The framework trap: why LangChain, CrewAI, and the next graph abstraction collapse at scale
Every team I know that bet on an agent framework hit the same wall: the abstraction became the product. The rewrite always starts when debugging the framework costs more than writing the agent.
Every team I talk to starts in the same place.
Week one: LangChain, CrewAI, or the new graph abstraction feels like leverage. The demo works. The README feels reassuring. There is a box for memory, a box for tools, a box for planning, and a box for subagents. It looks like architecture.
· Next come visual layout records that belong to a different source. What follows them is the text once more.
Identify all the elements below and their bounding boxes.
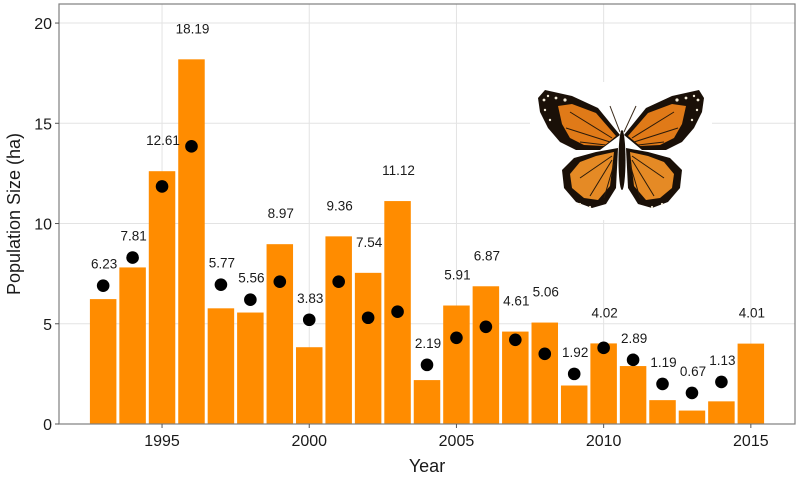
data-label: 11.12 bbox=[382, 163, 415, 178]
y-tick-label: 20 bbox=[34, 16, 52, 33]
data-label: 5.91 bbox=[444, 268, 470, 283]
point bbox=[391, 305, 404, 319]
data-label: 7.54 bbox=[356, 235, 383, 250]
point bbox=[332, 275, 345, 288]
monarch-butterfly-image bbox=[530, 82, 712, 220]
data-label: 4.61 bbox=[503, 294, 529, 309]
point bbox=[214, 278, 228, 291]
data-label: 8.97 bbox=[268, 206, 294, 221]
point bbox=[155, 180, 169, 193]
point bbox=[597, 341, 610, 355]
data-label: 1.19 bbox=[650, 355, 676, 370]
x-axis-title: Year bbox=[409, 456, 445, 476]
bar bbox=[119, 267, 146, 424]
bar bbox=[737, 343, 765, 424]
bar bbox=[502, 331, 529, 424]
bar bbox=[560, 385, 588, 424]
data-label: 6.87 bbox=[474, 248, 500, 263]
point bbox=[361, 311, 375, 325]
bar bbox=[590, 343, 617, 424]
point bbox=[302, 313, 316, 327]
x-tick-label: 1995 bbox=[144, 433, 180, 450]
point bbox=[509, 333, 522, 347]
point bbox=[420, 358, 434, 372]
data-label: 5.56 bbox=[238, 271, 264, 286]
bar bbox=[325, 236, 352, 424]
bar bbox=[472, 286, 500, 424]
data-label: 7.81 bbox=[120, 229, 146, 244]
bar bbox=[531, 322, 559, 424]
point bbox=[185, 140, 198, 153]
data-label: 5.06 bbox=[533, 285, 559, 300]
bar bbox=[295, 347, 323, 424]
data-label: 1.92 bbox=[562, 345, 588, 360]
bars bbox=[89, 59, 765, 425]
data-label: 3.83 bbox=[297, 291, 323, 306]
x-tick-label: 2010 bbox=[586, 433, 622, 450]
point bbox=[244, 293, 257, 307]
bar bbox=[619, 366, 647, 424]
point bbox=[96, 279, 110, 292]
data-label: 0.67 bbox=[680, 364, 706, 379]
data-label: 4.02 bbox=[591, 305, 617, 320]
plot-border bbox=[58, 3, 796, 425]
bar bbox=[708, 401, 735, 424]
data-label: 4.01 bbox=[739, 306, 765, 321]
bar bbox=[443, 305, 470, 424]
bar bbox=[354, 272, 382, 424]
point bbox=[273, 275, 287, 288]
data-label: 2.89 bbox=[621, 331, 647, 346]
x-tick-label: 2015 bbox=[733, 433, 769, 450]
bar bbox=[148, 171, 176, 424]
x-tick-label: 2005 bbox=[439, 433, 475, 450]
bar bbox=[237, 312, 264, 424]
data-label: 2.19 bbox=[415, 336, 441, 351]
y-tick-label: 5 bbox=[43, 317, 52, 334]
bar bbox=[178, 59, 205, 425]
y-tick-label: 0 bbox=[43, 417, 52, 434]
data-label: 18.19 bbox=[176, 21, 210, 36]
point bbox=[715, 375, 728, 389]
y-tick-label: 15 bbox=[34, 116, 52, 133]
point bbox=[567, 367, 581, 381]
x-tick-label: 2000 bbox=[291, 433, 327, 450]
data-label: 1.13 bbox=[709, 353, 735, 368]
bar bbox=[678, 410, 706, 424]
point bbox=[685, 386, 699, 400]
bar bbox=[207, 308, 235, 424]
data-label: 5.77 bbox=[209, 256, 235, 271]
data-labels: 6.237.81 12.61 18.19 5.775.56 8.97 3.83 9.36 7.… bbox=[91, 21, 765, 379]
bar bbox=[649, 400, 676, 424]
data-label: 9.36 bbox=[327, 198, 353, 213]
bar bbox=[413, 380, 441, 424]
data-label: 12.61 bbox=[146, 133, 180, 148]
point bbox=[538, 347, 552, 361]
point bbox=[479, 320, 493, 334]
points bbox=[96, 140, 728, 400]
point bbox=[126, 251, 139, 264]
point bbox=[450, 331, 463, 345]
bar bbox=[89, 299, 117, 424]
y-tick-label: 10 bbox=[34, 217, 52, 234]
point bbox=[626, 353, 640, 367]
y-axis-title: Population Size (ha) bbox=[4, 133, 24, 295]
axis-ticks: 0 5 10 15 20 1995 2000 2005 2010 2015 bbox=[34, 16, 769, 450]
data-label: 6.23 bbox=[91, 257, 117, 272]
bar bbox=[266, 244, 294, 424]
point bbox=[656, 377, 669, 391]
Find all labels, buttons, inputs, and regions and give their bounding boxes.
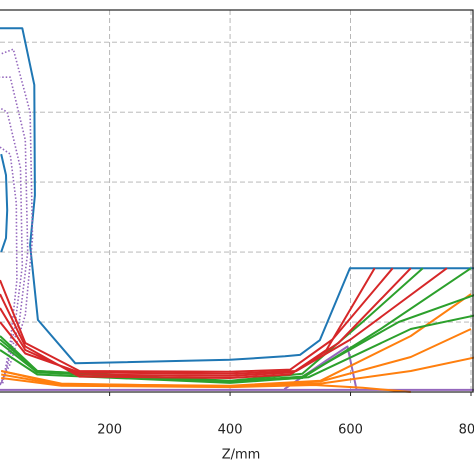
trajectory — [0, 48, 34, 386]
frame — [0, 9, 474, 393]
x-tick-label: 600 — [338, 423, 363, 438]
trajectory — [0, 153, 9, 253]
trajectory — [0, 267, 448, 375]
plot-area — [0, 10, 474, 393]
trajectory — [0, 293, 472, 387]
x-tick-label: 800 — [459, 423, 474, 438]
trajectory — [0, 267, 472, 383]
trajectory — [0, 294, 474, 383]
trajectory — [0, 267, 424, 382]
trajectory — [1, 377, 411, 393]
trajectory — [0, 267, 394, 373]
x-axis-label: Z/mm — [222, 448, 261, 463]
x-tick-label: 400 — [218, 423, 243, 438]
x-tick-label: 200 — [97, 423, 122, 438]
trajectory — [0, 267, 412, 377]
trajectory — [0, 27, 474, 365]
trajectory — [0, 107, 24, 386]
trajectory — [0, 314, 474, 384]
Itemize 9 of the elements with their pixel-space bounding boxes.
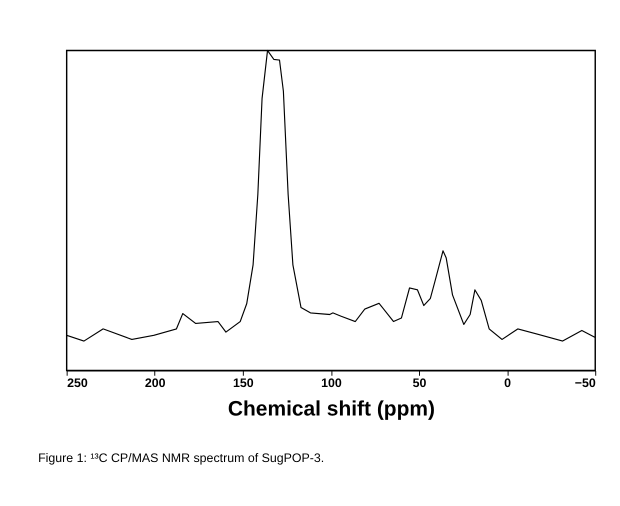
x-axis-title: Chemical shift (ppm)	[228, 398, 435, 421]
x-tick-label: 100	[321, 376, 342, 390]
x-tick-label: 250	[67, 376, 88, 390]
x-tick-label: 0	[504, 376, 512, 390]
x-tick-label: −50	[574, 376, 596, 390]
x-tick-label: 50	[412, 376, 427, 390]
caption: Figure 1: ¹³C CP/MAS NMR spectrum of SugPOP-3.	[38, 450, 324, 465]
x-tick-label: 150	[233, 376, 254, 390]
x-tick-label: 200	[144, 376, 166, 390]
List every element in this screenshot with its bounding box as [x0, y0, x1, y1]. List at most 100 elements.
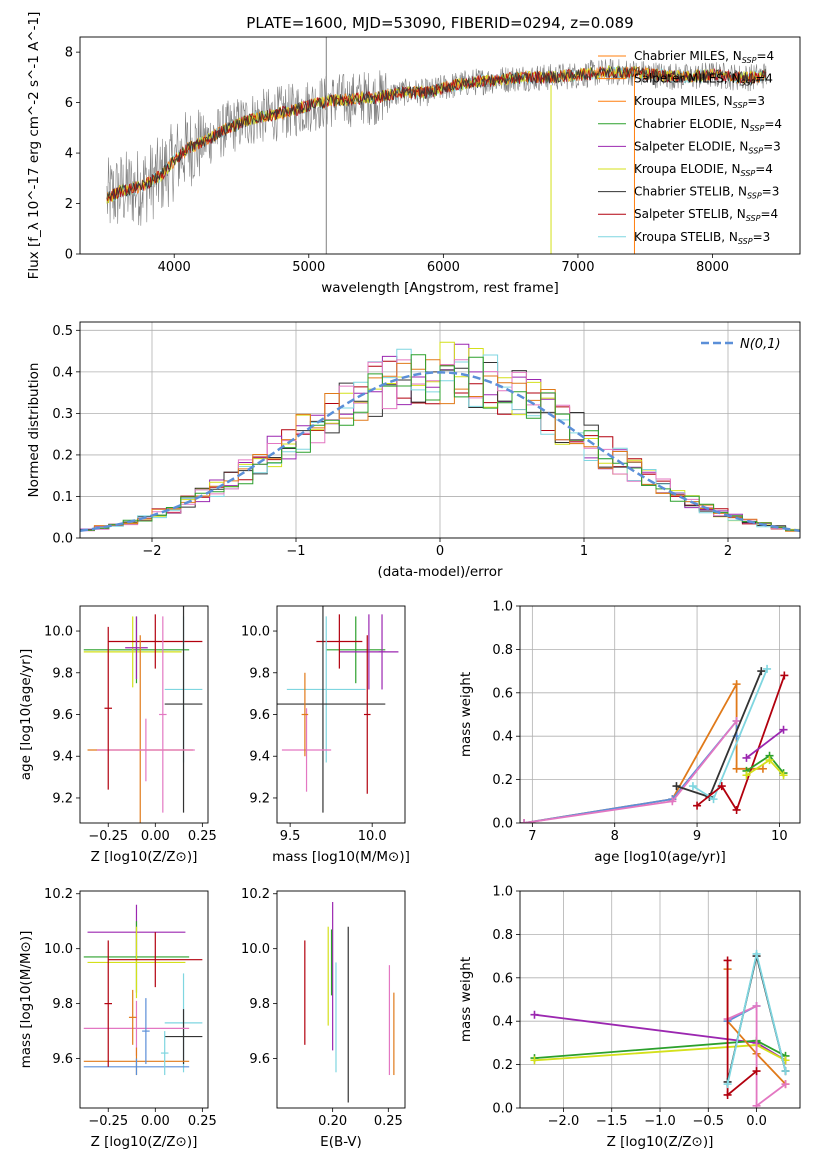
data-point-marker — [709, 795, 718, 804]
panel-age_vs_Z: −0.25 0.00 0.25 9.2 9.4 9.6 9.8 10.0 Z [log10(Z/… — [18, 605, 217, 865]
plot-area-mw_vs_Z — [520, 891, 800, 1108]
y-tick-label: 10.0 — [241, 625, 270, 640]
data-point-marker — [520, 819, 529, 823]
y-axis-label: Flux [f_λ 10^-17 erg cm^-2 s^-1 A^-1] — [26, 12, 42, 280]
x-tick-label: 8000 — [696, 260, 729, 275]
data-point-marker — [781, 1067, 790, 1076]
x-tick-label: 9.5 — [280, 829, 301, 844]
x-tick-label: 0.00 — [141, 1114, 170, 1129]
axes-frame — [79, 605, 209, 824]
x-tick-label: 2 — [724, 544, 732, 559]
data-point-marker — [752, 949, 761, 958]
legend-entry: Chabrier MILES, NSSP=4 — [634, 49, 774, 65]
y-tick-label: 8 — [65, 46, 73, 61]
x-tick-label: 0.20 — [318, 1114, 347, 1129]
x-tick-label: 0.25 — [188, 829, 217, 844]
y-tick-label: 10.2 — [241, 887, 270, 902]
y-tick-label: 0.6 — [492, 971, 513, 986]
panel-mass_vs_Z: −0.25 0.00 0.25 9.6 9.8 10.0 10.2 Z [log10(Z/Z⊙… — [18, 887, 217, 1150]
axes-frame — [79, 36, 801, 255]
x-axis-label: mass [log10(M/M⊙)] — [272, 849, 410, 865]
axes-frame — [79, 321, 801, 539]
data-point-marker — [732, 717, 741, 726]
x-tick-label: 10.0 — [358, 829, 387, 844]
x-tick-label: 1 — [580, 544, 588, 559]
y-tick-label: 0.8 — [492, 928, 513, 943]
y-axis-label: mass [log10(M/M⊙)] — [18, 931, 34, 1069]
series-line — [727, 1004, 787, 1108]
legend-entry: Salpeter STELIB, NSSP=4 — [634, 207, 778, 223]
data-point-marker — [752, 1101, 761, 1108]
x-tick-label: 4000 — [158, 260, 191, 275]
histogram-step-line — [80, 354, 800, 531]
legend-entry: Kroupa MILES, NSSP=3 — [634, 94, 765, 110]
data-point-marker — [688, 782, 697, 791]
x-axis-label: (data-model)/error — [377, 564, 503, 580]
y-tick-label: 2 — [65, 197, 73, 212]
data-point-marker — [723, 1080, 732, 1089]
x-tick-label: −0.25 — [88, 1114, 128, 1129]
data-point-marker — [732, 764, 741, 773]
x-tick-label: −0.5 — [692, 1114, 724, 1129]
y-tick-label: 9.8 — [249, 997, 270, 1012]
x-tick-label: 7 — [528, 829, 536, 844]
data-point-marker — [723, 1090, 732, 1099]
data-point-marker — [757, 667, 766, 676]
y-tick-label: 9.2 — [249, 791, 270, 806]
panel-mass_vs_ebv: 0.20 0.25 9.6 9.8 10.0 10.2 E(B-V) — [241, 887, 406, 1150]
plot-area-mass_vs_ebv — [304, 901, 395, 1103]
x-tick-label: −1.5 — [596, 1114, 628, 1129]
y-tick-label: 10.0 — [241, 942, 270, 957]
x-tick-label: 0.25 — [188, 1114, 217, 1129]
x-tick-label: 7000 — [561, 260, 594, 275]
y-tick-label: 9.4 — [249, 750, 270, 765]
axes-frame — [79, 890, 209, 1109]
y-tick-label: 9.6 — [249, 1052, 270, 1067]
data-point-marker — [752, 1067, 761, 1076]
y-tick-label: 0.4 — [492, 1015, 513, 1030]
y-tick-label: 6 — [65, 96, 73, 111]
y-tick-label: 9.8 — [249, 666, 270, 681]
axes-frame — [519, 890, 801, 1109]
axes-frame — [276, 605, 406, 824]
legend-entry: Chabrier ELODIE, NSSP=4 — [634, 117, 782, 133]
x-tick-label: −2 — [142, 544, 161, 559]
data-point-marker — [779, 771, 788, 780]
data-point-marker — [717, 782, 726, 791]
x-tick-label: 0.0 — [746, 1114, 767, 1129]
legend-entry: Chabrier STELIB, NSSP=3 — [634, 185, 779, 201]
data-point-marker — [530, 1010, 539, 1019]
series-line — [745, 728, 785, 759]
panel-age_vs_mass: 9.5 10.0 9.2 9.4 9.6 9.8 10.0 mass [log10(M/M⊙)… — [241, 605, 410, 865]
data-point-marker — [742, 753, 751, 762]
y-tick-label: 0.3 — [52, 407, 73, 422]
x-tick-label: −1.0 — [644, 1114, 676, 1129]
y-tick-label: 9.2 — [52, 791, 73, 806]
y-tick-label: 9.8 — [52, 997, 73, 1012]
plot-area-mass_vs_Z — [83, 904, 203, 1076]
data-point-marker — [758, 764, 767, 773]
data-point-marker — [668, 797, 677, 806]
x-tick-label: 0 — [436, 544, 444, 559]
legend-entry: N(0,1) — [740, 337, 781, 352]
x-tick-label: 0.00 — [141, 829, 170, 844]
data-point-marker — [742, 771, 751, 780]
data-point-marker — [732, 680, 741, 689]
y-tick-label: 0.8 — [492, 643, 513, 658]
legend: Chabrier MILES, NSSP=4 Salpeter MILES, NS… — [598, 49, 782, 246]
y-axis-label: mass weight — [458, 957, 474, 1042]
x-axis-label: age [log10(age/yr)] — [594, 849, 726, 865]
series-line — [696, 675, 786, 813]
series-line — [726, 960, 758, 1097]
y-tick-label: 9.8 — [52, 666, 73, 681]
data-point-marker — [752, 1002, 761, 1011]
plot-area-mw_vs_age — [520, 606, 800, 823]
y-tick-label: 1.0 — [492, 600, 513, 615]
x-tick-label: 10 — [771, 829, 788, 844]
x-tick-label: 0.25 — [374, 1114, 403, 1129]
x-axis-label: Z [log10(Z/Z⊙)] — [607, 1134, 714, 1150]
legend-entry: Salpeter ELODIE, NSSP=3 — [634, 139, 781, 155]
legend-entry: Salpeter MILES, NSSP=4 — [634, 72, 773, 88]
legend-entry: Kroupa STELIB, NSSP=3 — [634, 230, 770, 246]
data-point-marker — [780, 671, 789, 680]
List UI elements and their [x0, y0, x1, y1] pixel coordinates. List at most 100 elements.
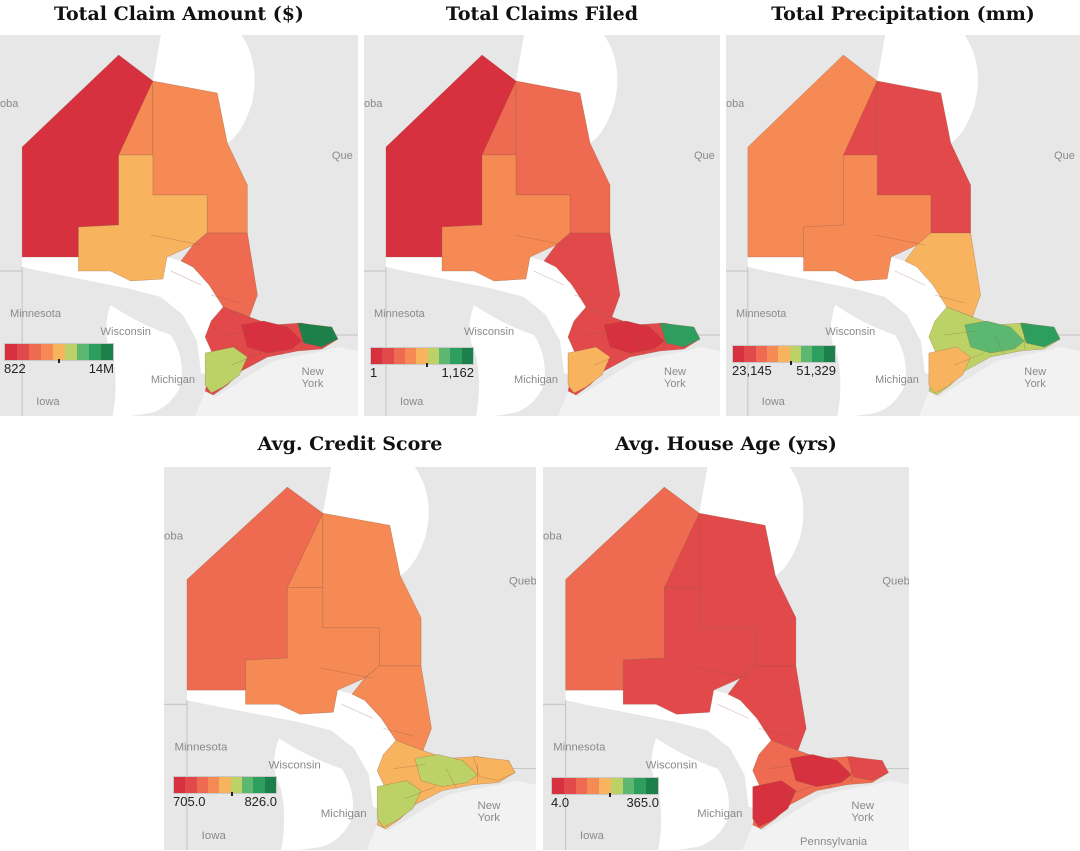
legend-swatch — [53, 344, 65, 360]
legend-swatch — [744, 346, 756, 362]
label-manitoba: oba — [364, 98, 383, 110]
panel-title: Avg. Credit Score — [257, 433, 443, 455]
color-legend: 4.0 365.0 — [551, 777, 659, 813]
legend-swatch — [382, 348, 394, 364]
legend-gradient — [732, 345, 836, 363]
label-york: York — [477, 812, 500, 824]
hudson-bay — [152, 35, 255, 143]
region-east — [543, 232, 621, 318]
label-michigan: Michigan — [697, 808, 742, 820]
legend-swatch — [461, 348, 473, 364]
state-border — [364, 267, 387, 416]
legend-swatch — [634, 778, 647, 794]
label-minnesota: Minnesota — [174, 742, 228, 754]
ontario-map: oba Queb Minnesota Wisconsin Michigan Iowa New… — [164, 467, 536, 850]
legend-swatch — [789, 346, 801, 362]
legend-tick — [790, 361, 792, 365]
legend-swatch — [416, 348, 428, 364]
map-panel-claim-amount: Total Claim Amount ($) oba Que Minnesota Wi… — [0, 0, 358, 418]
legend-min: 822 — [4, 361, 26, 376]
legend-swatch — [174, 777, 186, 793]
panel-title: Total Claims Filed — [445, 3, 639, 25]
region-mid — [803, 154, 932, 282]
lake-michigan — [469, 305, 545, 416]
region-gta — [241, 320, 303, 354]
state-border — [726, 267, 749, 416]
state-border — [164, 700, 188, 850]
region-mid — [441, 154, 571, 282]
legend-swatch — [393, 348, 405, 364]
label-manitoba: oba — [543, 530, 563, 542]
legend-swatch — [755, 346, 767, 362]
legend-swatch — [65, 344, 77, 360]
label-quebec: Queb — [882, 576, 909, 588]
region-swo — [928, 346, 971, 394]
lake-superior — [186, 690, 396, 809]
legend-swatch — [207, 777, 220, 793]
lake-superior — [565, 690, 772, 809]
region-swo — [204, 346, 248, 394]
label-minnesota: Minnesota — [374, 308, 426, 320]
legend-swatch — [253, 777, 265, 793]
panel-title: Total Claim Amount ($) — [54, 3, 304, 25]
hudson-bay — [322, 467, 429, 576]
legend-max: 14M — [88, 361, 114, 376]
region-east — [727, 665, 807, 751]
legend-swatch — [89, 344, 101, 360]
district-lines — [150, 234, 302, 366]
lake-erie-ontario — [918, 347, 1080, 416]
lake-erie-ontario — [558, 347, 720, 416]
legend-max: 826.0 — [244, 794, 277, 809]
region-swo — [376, 780, 422, 828]
label-wisconsin: Wisconsin — [268, 760, 320, 772]
label-minnesota: Minnesota — [553, 742, 606, 754]
label-manitoba: oba — [0, 98, 19, 110]
map-panel-credit-score: Avg. Credit Score oba Queb Minnesota Wiscon… — [164, 430, 536, 850]
label-iowa: Iowa — [36, 396, 60, 408]
legend-swatch — [77, 344, 89, 360]
color-legend: 705.0 826.0 — [173, 776, 277, 812]
panel-title: Total Precipitation (mm) — [771, 3, 1035, 25]
region-east — [351, 665, 432, 751]
label-wisconsin: Wisconsin — [464, 326, 514, 338]
hudson-bay — [699, 467, 804, 576]
map-view[interactable]: oba Que Minnesota Wisconsin Michigan Iowa New Y… — [726, 35, 1080, 416]
legend-tick — [231, 792, 233, 796]
legend-tick — [609, 793, 611, 797]
region-mid — [245, 587, 380, 715]
label-michigan: Michigan — [151, 374, 195, 386]
legend-swatch — [101, 344, 113, 360]
map-view[interactable]: oba Queb Minnesota Wisconsin Michigan Iowa New… — [164, 467, 536, 850]
lake-michigan — [274, 738, 354, 850]
color-legend: 1 1,162 — [370, 347, 474, 383]
legend-swatch — [5, 344, 17, 360]
label-quebec: Que — [694, 150, 715, 162]
label-new: New — [477, 800, 501, 812]
map-panel-precipitation: Total Precipitation (mm) oba Que Minnesota… — [726, 0, 1080, 418]
label-york: York — [664, 378, 686, 390]
legend-gradient — [370, 347, 474, 365]
region-mid — [622, 587, 756, 715]
label-quebec: Queb — [509, 576, 536, 588]
legend-swatch — [552, 778, 564, 794]
legend-swatch — [41, 344, 53, 360]
label-wisconsin: Wisconsin — [101, 326, 151, 338]
legend-swatch — [766, 346, 779, 362]
district-lines — [320, 667, 478, 799]
lake-michigan — [830, 305, 906, 416]
legend-swatch — [438, 348, 451, 364]
lake-erie-ontario — [742, 780, 909, 850]
map-view[interactable]: oba Que Minnesota Wisconsin Michigan Iowa New Y… — [0, 35, 358, 416]
lake-michigan — [106, 305, 182, 416]
legend-min: 705.0 — [173, 794, 206, 809]
label-iowa: Iowa — [400, 396, 424, 408]
legend-swatch — [800, 346, 813, 362]
label-minnesota: Minnesota — [10, 308, 62, 320]
label-york: York — [302, 378, 324, 390]
region-ottawa — [659, 322, 701, 348]
legend-swatch — [371, 348, 383, 364]
label-wisconsin: Wisconsin — [825, 326, 875, 338]
region-gta — [964, 320, 1025, 354]
label-michigan: Michigan — [514, 374, 558, 386]
legend-swatch — [185, 777, 197, 793]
Month three: the team is debugging the framework instead of the agent.
That is the trap. The framework is not helping you survive complexity. It is creating a second system you now have to understand before you can touch your own product.
The recent HN thread on dropping LangChain captured the mood perfectly: one engineer described having to go through “5 layers of abstraction just to change a minute detail,” another said most LLM apps need little more than string handling, API calls, loops, and maybe a vector store. That matches what I keep seeing in practice.
Failure mode 1: the framework assumed the happy path
LangGraph's own overview describes it as a low-level orchestration runtime for long-running, stateful agents. That sounds precise. The problem shows up when your real system stops looking like the tutorial graph.
A support agent starts as four nodes. Then you add retries. Then approval. Then a human review path. Then a tool that should only run after a previous tool returned a certain shape. The graph grows, but the core behavior does not get clearer. It gets harder to inspect.
CrewAI has the same issue from the opposite direction. Its docs recommend YAML-defined agents with roles, goals, backstories, delegation, and crews. That is a clean metaphor right up until the work does not map to a fake org chart anymore.
When the model needs to call lookup_customer, issue_refund, and draft_reply, it does not care that you called the wrapper a crew, graph, or chain. It needs a goal, a tool surface, and state it can see.
Failure mode 2: the framework's mental model is wrong
Framework authors keep trying to freeze the right abstraction one year before the model vendors change the primitive.
First it was chains. Then graphs. Then role-playing agents. Now it is subagent planners on top of agent harnesses on top of orchestration runtimes. Meanwhile the model APIs keep collapsing toward the same boring shape: messages in, tools out, structured output back.
That is why the simplest thing keeps winning after the rewrite.
name: support-agent
goal: resolve the ticket end-to-end
tools:
- lookup_customer
- search_docs
- issue_refund
- draft_reply
state:
- ticket
- customer
- tool_results
while (!done) {
const step = await model.respond({ prompt, state, tools })
state = await apply(step, tools, state)
}
That loop is not glamorous. It is just legible.
Failure mode 3: the framework hides the behavior you need to observe
The worst production bug is not a crash. It is a bad decision you cannot explain.
Once your prompt is assembled through templates, wrappers, middleware, memory injection, callback managers, role descriptions, and hidden retries, you lose the one thing agent systems demand: a clean view of what the model actually saw and why it chose the tool it chose.
If I cannot answer these three questions in under two minutes, I do not want the abstraction:
- What exact prompt hit the model?
- What exact tool schema did it see?
- What exact state changed after each step?
Most frameworks make those answers available eventually. That is not good enough. In production, eventual visibility is the same as blindfolded.
What I would do instead
Start with plain SDK calls, a typed tool spec, and explicit state. Add a runtime only when you need durable execution, checkpoints, or human approval gates. Add abstractions after the failure mode is real, not before.
Frameworks are attractive because they promise to remove thinking. But the whole job in agent engineering is thinking clearly about state, tools, and failure boundaries. If you outsource that too early, you do not remove complexity. You hide it under someone else's nouns.
YAML plus a tool spec plus a direct model call beats all of them more often than people want to admit.
Not because abstraction is bad.
Because in agent systems, the abstraction layer usually becomes the thing that breaks first.